Amelia Eldridge is a Tulane senior majoring in neuroscience with a minor in public health. Originally from California, Eldridge also works to balance her time between school work, working as an EMT and Outdoor Adventures leader, and continuing to explore New Orleans. Read the full Q&A from Stronger TUgether, TU Voices here.
Tulane biomedical engineering students were featured in Tulane News for winning the prestigious Arrow Electronics People's Choice Award at the Collegiate Inventors Competition. This team of students are also known as TrachTech, who developed a device that cleans patients' intubation tubes without having to remove the tube from the patient. This invention helps to keep intubation tubes clean and free of buildup to promote safe recovery and unrestricted airflow for patients. Read more about TrachTech's invention and award at this Tulane News article.
SSE Undergraduate Jacie Pujol was featured in the Stronger TUgether story as she described her fall semester. A double major in Neuroscience and French Horn Performance, Jacie also is one of the drum majors in Tulane’s marching band. She attributes her success this semester to her upbeat and positive attitude. Way to go, Jacie!
Will Kadison is a Maker Ninja — a student worker at Tulane’s Scot Ackerman MakerSpace. The MakerSpace offers access to digital fabrication tools like 3-D printers, laser cutters, milling machines and lathes, and Maker Ninjas ensure safe operation of the facility. In a Tulane News story, Will answers questions about his interests and work in the Maker Space.
This summer, recent SSE graduates, Alexander B. Simon and Alexander D. Wise, participated in the National Science Foundation Innovation Corps, or NSF I-Corps, program. This program provides researchers the opportunity to extend their research to the development of products, technologies, and processes that benefit society. Other members of their team, called Articular Solutions, included Dr. Noshir Pesika, Associate Professor of Chemical and Biomolecular Engineering (CBE), and the team’s mentor, Shafin Khan, Licensing Associate at Tulane’s Office of Technology Transfer. The CBE are continuing their work in the Pesika Lab to develop a minimum viable product with the goal to eventually build a startup company around their technology.
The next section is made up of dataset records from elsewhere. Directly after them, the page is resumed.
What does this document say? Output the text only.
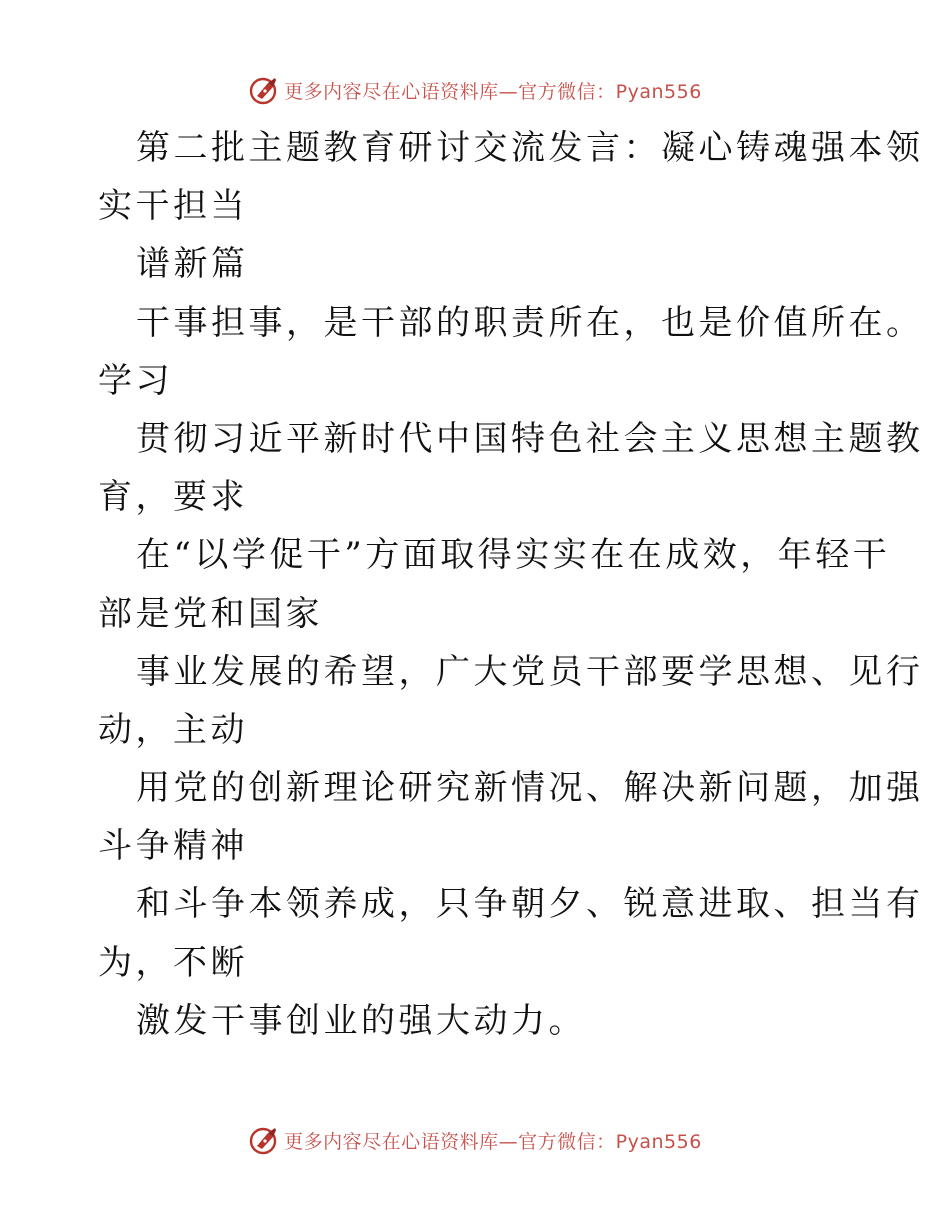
更多内容尽在心语资料库—官方微信：Pyan556
第二批主题教育研讨交流发言：凝心铸魂强本领
实干担当
谱新篇
干事担事，是干部的职责所在，也是价值所在。
学习
贯彻习近平新时代中国特色社会主义思想主题教
育，要求
在“以学促干”方面取得实实在在成效，年轻干
部是党和国家
事业发展的希望，广大党员干部要学思想、见行
动，主动
用党的创新理论研究新情况、解决新问题，加强
斗争精神
和斗争本领养成，只争朝夕、锐意进取、担当有
为，不断
激发干事创业的强大动力。
更多内容尽在心语资料库—官方微信：Pyan556
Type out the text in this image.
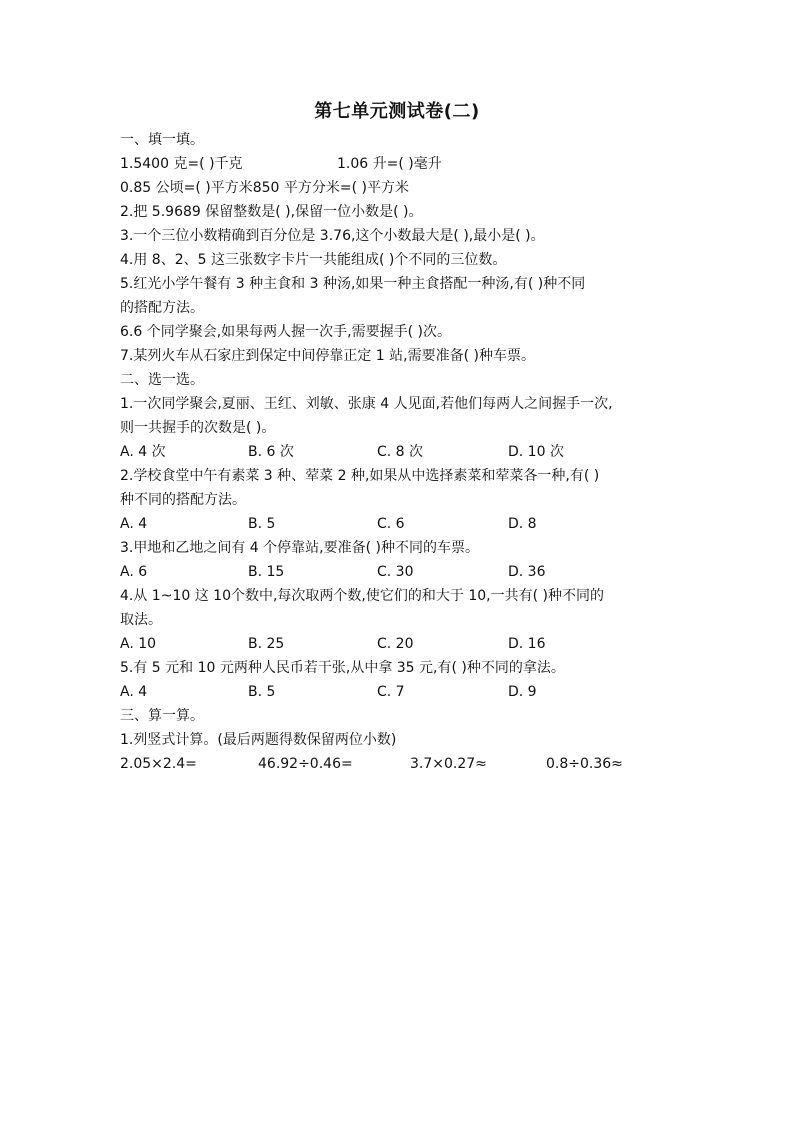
第七单元测试卷(二)
一、填一填。
1.5400 克=( )千克	1.06 升=( )毫升
0.85 公顷=( )平方米850 平方分米=( )平方米
2.把 5.9689 保留整数是( ),保留一位小数是( )。
3.一个三位小数精确到百分位是 3.76,这个小数最大是( ),最小是( )。
4.用 8、2、5 这三张数字卡片一共能组成( )个不同的三位数。
5.红光小学午餐有 3 种主食和 3 种汤,如果一种主食搭配一种汤,有( )种不同
的搭配方法。
6.6 个同学聚会,如果每两人握一次手,需要握手( )次。
7.某列火车从石家庄到保定中间停靠正定 1 站,需要准备( )种车票。
二、选一选。
1.一次同学聚会,夏丽、王红、刘敏、张康 4 人见面,若他们每两人之间握手一次,
则一共握手的次数是( )。
A. 4 次	B. 6 次	C. 8 次	D. 10 次
2.学校食堂中午有素菜 3 种、荤菜 2 种,如果从中选择素菜和荤菜各一种,有( )
种不同的搭配方法。
A. 4	B. 5	C. 6	D. 8
3.甲地和乙地之间有 4 个停靠站,要准备( )种不同的车票。
A. 6	B. 15	C. 30	D. 36
4.从 1~10 这 10个数中,每次取两个数,使它们的和大于 10,一共有( )种不同的
取法。
A. 10	B. 25	C. 20	D. 16
5.有 5 元和 10 元两种人民币若干张,从中拿 35 元,有( )种不同的拿法。
A. 4	B. 5	C. 7	D. 9
三、算一算。
1.列竖式计算。(最后两题得数保留两位小数)
2.05×2.4=	46.92÷0.46=	3.7×0.27≈	0.8÷0.36≈
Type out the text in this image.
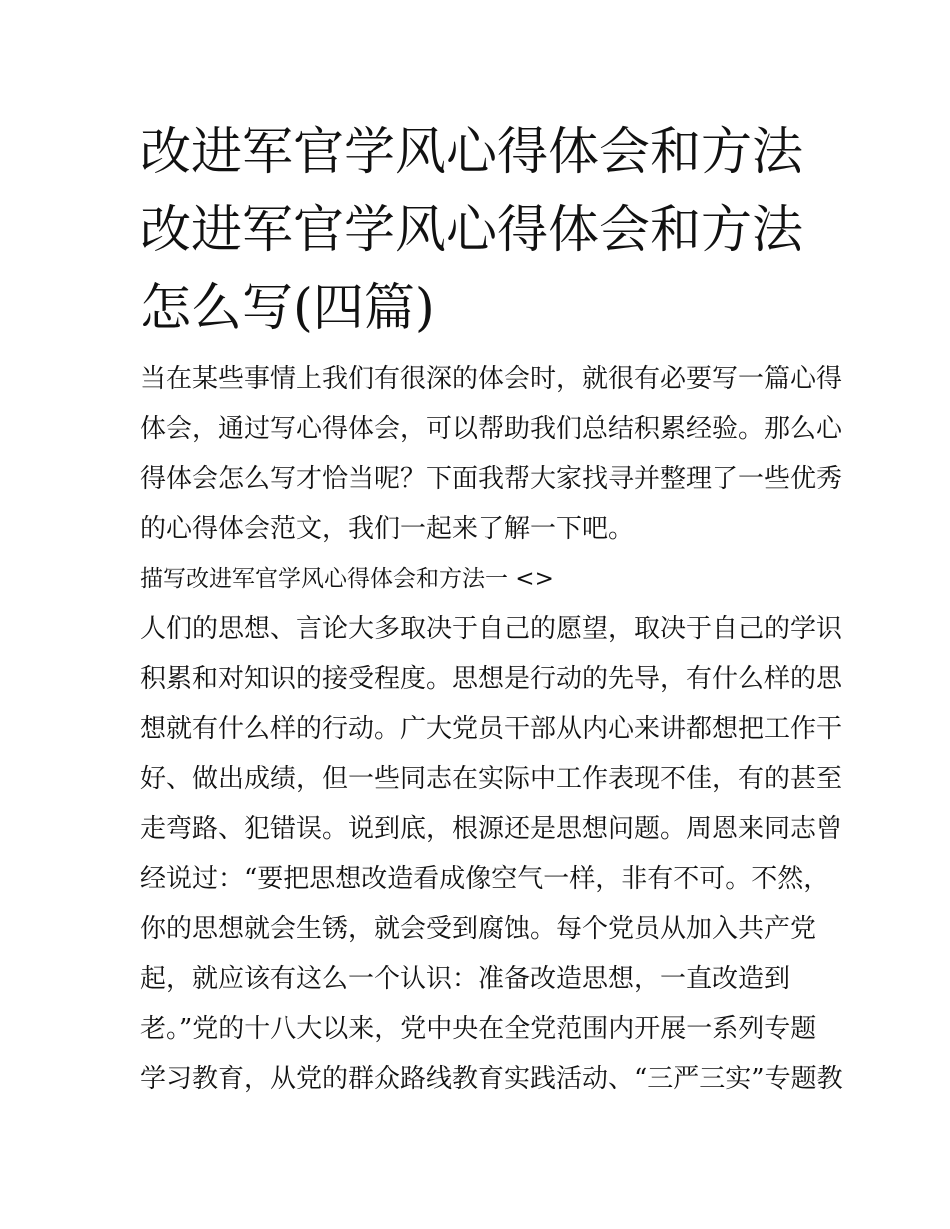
改进军官学风心得体会和方法
改进军官学风心得体会和方法
怎么写(四篇)
当在某些事情上我们有很深的体会时，就很有必要写一篇心得
体会，通过写心得体会，可以帮助我们总结积累经验。那么心
得体会怎么写才恰当呢？下面我帮大家找寻并整理了一些优秀
的心得体会范文，我们一起来了解一下吧。
描写改进军官学风心得体会和方法一 <>
人们的思想、言论大多取决于自己的愿望，取决于自己的学识
积累和对知识的接受程度。思想是行动的先导，有什么样的思
想就有什么样的行动。广大党员干部从内心来讲都想把工作干
好、做出成绩，但一些同志在实际中工作表现不佳，有的甚至
走弯路、犯错误。说到底，根源还是思想问题。周恩来同志曾
经说过：“要把思想改造看成像空气一样，非有不可。不然，
你的思想就会生锈，就会受到腐蚀。每个党员从加入共产党
起，就应该有这么一个认识：准备改造思想，一直改造到
老。”党的十八大以来，党中央在全党范围内开展一系列专题
学习教育，从党的群众路线教育实践活动、“三严三实”专题教
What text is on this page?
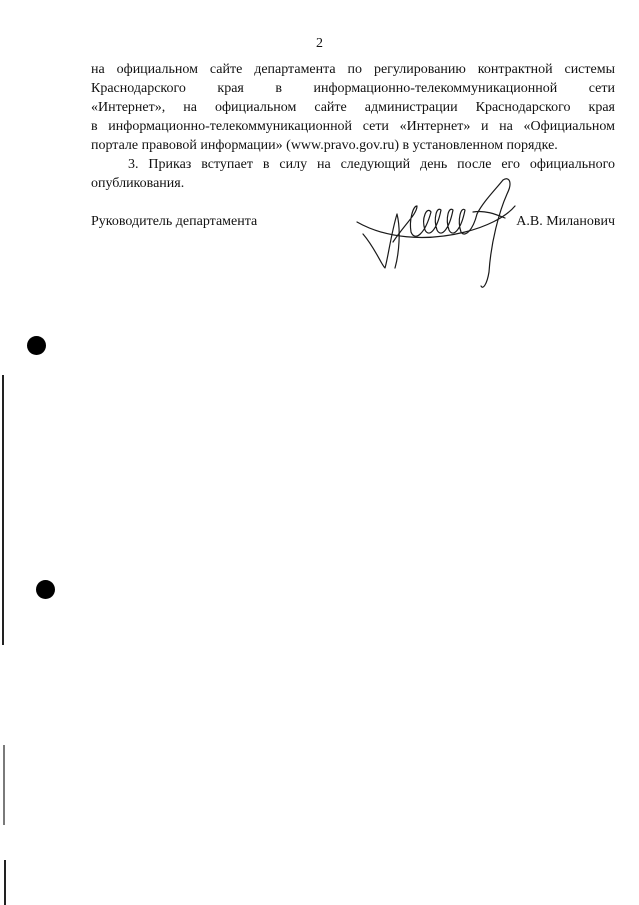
2
на официальном сайте департамента по регулированию контрактной системы
Краснодарского края в информационно-телекоммуникационной сети
«Интернет», на официальном сайте администрации Краснодарского края
в информационно-телекоммуникационной сети «Интернет» и на «Официальном
портале правовой информации» (www.pravo.gov.ru) в установленном порядке.
3. Приказ вступает в силу на следующий день после его официального
опубликования.
Руководитель департамента	А.В. Миланович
Several Grand Challenge Scholars led a Design-Thinking workshop for high school sophomore students at Sci High, just down the street from Tulane’s campus. Scholars presented the students with a “patient” suffering from a rare, genetic disorder, with a host of symptoms alongside this disease. After being divided into smaller groups, the scholars moderated the design thinking process for the students to address day-to-day issues the patient experiences. The students were then asked to design a prototype device to solve a specific problem for the patient. The workshop ended with student group presentations displaying their products and the process of developing their ideas to the class. Scholars from both the 2020 and 2021 GCSP cohorts worked together to develop the ideas for this workshop.
Dr. Carol Barnes, member of the National Academy of Sciences and former president of the Society for Neuroscience, gave the Second Annual Tulane Brain Institute Distinguished Lecture on Wednesday, January 15, 2020. Her talk entitled "Aging, Memory, and the Brain" was given to a packed audience of faculty, staff, students, and members of the community. Earlier in the day, Dr. Barnes talked to students in informal settings where she shared stories about her research and career path. She also encouraged students to follow their own interests, whether it was doing basic laboratory research, pursuing a clinical path to understanding health and disease or flying airplanes (Dr. Barnes shared that she has two pilot licenses!).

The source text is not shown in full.